I'm amazed and a bit confused why anyone would want to repudiate this customary hymn text. How does singing it (with prostrations is even better) hurt anything?
I have not heard anyone repudiate this hymn text (except once in an exceptionally "Great Russian" church). What has happened is that the liturgical commission of the (Ruthenian) Metropolitan Archeparchy of Pittsburgh has recommended that it NOT be sung immediately after the reception of Holy Communion, since it is intensely penitential - and in our tradition, fasting / penitence / sorrow is not really consonant with the reception of our Lord's Body and Blood.
Some (here and elsewhere) have used this to argue that the church has entirely "forbidden" this practice - usually as part of broader discontent with recent changes in the service books. For example, the same liturgical commission recommended that only psalms or liturgical compositions, and not paraliturgical hymns or "concerts", be sung during Holy Communion, and some have claimed that as a result, "they have completely forbidden the singing of hymns in our churches." Not so; they are simply not to be sung as at a particular point in the service (and even that does not apply to hymns based on liturgical texts, such as T'ilo Christovo and Viruju Hospodi).
Now, a parallel: in our tradition, we do not customarily intone for the departed at the Divine Liturgy on Sunday - and so one COULD, in the same way, claim "the bishops are forbidding us to pray for the dead!" In some cases (for example, where weekly liturgies are not held), pastors will in fact intone for the departed on Sunday, and this is generally seem as a reasonable accomodation.
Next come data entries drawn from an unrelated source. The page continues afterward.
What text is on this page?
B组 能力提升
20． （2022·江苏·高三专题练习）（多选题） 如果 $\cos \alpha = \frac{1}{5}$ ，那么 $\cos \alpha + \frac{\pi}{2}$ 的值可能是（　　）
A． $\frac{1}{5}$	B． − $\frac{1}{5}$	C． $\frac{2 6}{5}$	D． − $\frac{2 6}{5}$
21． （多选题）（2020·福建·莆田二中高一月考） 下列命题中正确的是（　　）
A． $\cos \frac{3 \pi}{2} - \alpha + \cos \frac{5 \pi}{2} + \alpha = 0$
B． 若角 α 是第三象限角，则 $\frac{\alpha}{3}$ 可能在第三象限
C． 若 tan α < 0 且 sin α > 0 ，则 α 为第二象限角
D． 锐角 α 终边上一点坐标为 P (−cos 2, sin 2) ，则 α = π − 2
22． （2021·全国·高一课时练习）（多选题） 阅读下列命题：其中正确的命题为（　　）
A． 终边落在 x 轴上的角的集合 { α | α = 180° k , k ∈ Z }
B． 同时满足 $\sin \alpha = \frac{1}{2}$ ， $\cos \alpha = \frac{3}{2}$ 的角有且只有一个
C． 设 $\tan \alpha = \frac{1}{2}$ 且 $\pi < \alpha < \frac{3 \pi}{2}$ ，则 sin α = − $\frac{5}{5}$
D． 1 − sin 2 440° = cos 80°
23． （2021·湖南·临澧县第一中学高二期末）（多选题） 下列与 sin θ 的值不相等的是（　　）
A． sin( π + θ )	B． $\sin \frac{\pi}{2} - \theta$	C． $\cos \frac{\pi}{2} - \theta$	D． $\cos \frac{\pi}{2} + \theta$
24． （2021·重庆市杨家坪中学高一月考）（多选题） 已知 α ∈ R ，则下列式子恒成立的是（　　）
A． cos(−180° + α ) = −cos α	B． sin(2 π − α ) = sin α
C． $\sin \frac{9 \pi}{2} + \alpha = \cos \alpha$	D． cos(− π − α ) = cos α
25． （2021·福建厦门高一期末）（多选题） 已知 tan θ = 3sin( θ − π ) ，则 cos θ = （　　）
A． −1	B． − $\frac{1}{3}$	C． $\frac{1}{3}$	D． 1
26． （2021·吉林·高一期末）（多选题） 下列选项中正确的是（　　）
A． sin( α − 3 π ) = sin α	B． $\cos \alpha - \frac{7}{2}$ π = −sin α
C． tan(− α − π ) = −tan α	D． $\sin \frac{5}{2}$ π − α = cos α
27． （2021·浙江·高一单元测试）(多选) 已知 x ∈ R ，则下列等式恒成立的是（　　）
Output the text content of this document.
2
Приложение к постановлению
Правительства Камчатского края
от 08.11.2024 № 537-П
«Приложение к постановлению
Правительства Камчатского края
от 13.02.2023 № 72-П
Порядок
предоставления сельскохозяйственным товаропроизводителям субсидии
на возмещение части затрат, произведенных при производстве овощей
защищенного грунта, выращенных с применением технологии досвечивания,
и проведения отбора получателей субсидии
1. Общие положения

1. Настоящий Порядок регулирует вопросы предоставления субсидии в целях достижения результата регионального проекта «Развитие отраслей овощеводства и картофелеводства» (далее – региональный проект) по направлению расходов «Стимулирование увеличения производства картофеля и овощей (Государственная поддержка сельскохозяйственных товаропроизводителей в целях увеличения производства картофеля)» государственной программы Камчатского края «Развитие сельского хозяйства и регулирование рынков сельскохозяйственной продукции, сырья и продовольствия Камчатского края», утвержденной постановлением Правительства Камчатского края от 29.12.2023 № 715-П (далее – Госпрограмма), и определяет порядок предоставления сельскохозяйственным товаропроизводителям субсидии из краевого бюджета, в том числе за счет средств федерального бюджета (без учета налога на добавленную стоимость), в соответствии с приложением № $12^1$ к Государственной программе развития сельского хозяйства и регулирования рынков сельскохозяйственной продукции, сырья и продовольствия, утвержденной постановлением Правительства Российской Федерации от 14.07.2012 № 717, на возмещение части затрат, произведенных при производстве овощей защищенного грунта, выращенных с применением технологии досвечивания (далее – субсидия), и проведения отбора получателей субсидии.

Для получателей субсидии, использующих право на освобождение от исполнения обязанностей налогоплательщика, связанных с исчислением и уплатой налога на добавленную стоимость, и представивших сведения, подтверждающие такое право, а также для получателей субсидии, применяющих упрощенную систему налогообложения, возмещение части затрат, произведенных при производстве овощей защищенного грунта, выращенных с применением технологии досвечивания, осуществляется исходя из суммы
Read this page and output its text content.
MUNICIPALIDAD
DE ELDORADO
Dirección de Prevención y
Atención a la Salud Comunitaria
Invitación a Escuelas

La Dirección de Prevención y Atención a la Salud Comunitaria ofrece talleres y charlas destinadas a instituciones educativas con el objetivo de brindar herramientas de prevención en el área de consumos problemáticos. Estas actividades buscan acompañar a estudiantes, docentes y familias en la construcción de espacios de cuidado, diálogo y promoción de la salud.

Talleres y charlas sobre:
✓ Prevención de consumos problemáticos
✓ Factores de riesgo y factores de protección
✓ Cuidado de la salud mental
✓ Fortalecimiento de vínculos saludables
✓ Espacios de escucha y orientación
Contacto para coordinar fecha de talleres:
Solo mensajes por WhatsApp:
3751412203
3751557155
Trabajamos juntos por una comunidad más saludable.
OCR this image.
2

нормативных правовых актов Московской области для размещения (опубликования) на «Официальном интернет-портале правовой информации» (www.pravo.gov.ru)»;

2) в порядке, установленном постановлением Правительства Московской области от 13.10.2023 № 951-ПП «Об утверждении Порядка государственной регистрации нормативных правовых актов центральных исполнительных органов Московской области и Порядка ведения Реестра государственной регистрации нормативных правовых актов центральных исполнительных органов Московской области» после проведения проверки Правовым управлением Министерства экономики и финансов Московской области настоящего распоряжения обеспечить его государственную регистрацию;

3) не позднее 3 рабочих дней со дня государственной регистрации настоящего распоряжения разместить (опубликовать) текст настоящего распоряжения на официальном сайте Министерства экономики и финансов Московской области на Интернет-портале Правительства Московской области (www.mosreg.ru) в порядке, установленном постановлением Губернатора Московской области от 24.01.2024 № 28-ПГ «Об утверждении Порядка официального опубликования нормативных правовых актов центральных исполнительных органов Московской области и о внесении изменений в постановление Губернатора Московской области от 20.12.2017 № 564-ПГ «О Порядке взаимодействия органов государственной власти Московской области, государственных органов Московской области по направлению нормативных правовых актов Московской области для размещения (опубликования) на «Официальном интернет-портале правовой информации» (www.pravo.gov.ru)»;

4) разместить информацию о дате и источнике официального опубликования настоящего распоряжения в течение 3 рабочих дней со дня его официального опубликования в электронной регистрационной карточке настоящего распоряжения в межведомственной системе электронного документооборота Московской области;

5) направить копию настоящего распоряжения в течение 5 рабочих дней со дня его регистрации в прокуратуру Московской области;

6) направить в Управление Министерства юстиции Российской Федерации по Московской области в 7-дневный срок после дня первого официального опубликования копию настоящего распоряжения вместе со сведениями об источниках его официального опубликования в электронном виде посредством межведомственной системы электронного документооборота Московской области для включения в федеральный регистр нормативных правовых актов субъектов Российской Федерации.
In the same way, some parishes which ONLY celebrate the Liturgy of Presanctified Gifts, and no other services, on weekdays in the Fast, may certainly sing Preterpivyj. This option is mentioned in the materials prepared for use with the new Presanctified books, but those materials recommend that Preterpivyj be sung BEFORE rather than after the Liturgy of the Presanctified Gifts, and paraliturgical Eucharistic or thanksgiving hymns be sung afterwards.
I have never seen any suggestion that this hymn, or other "hymns of the Passion", NOT be sung after Vespers, Sixth Hour, or devotional services during the Fast - and the service book used for Forgiveness Vespers at the cathedral in Pittsburgh included it in both English and Slavonic.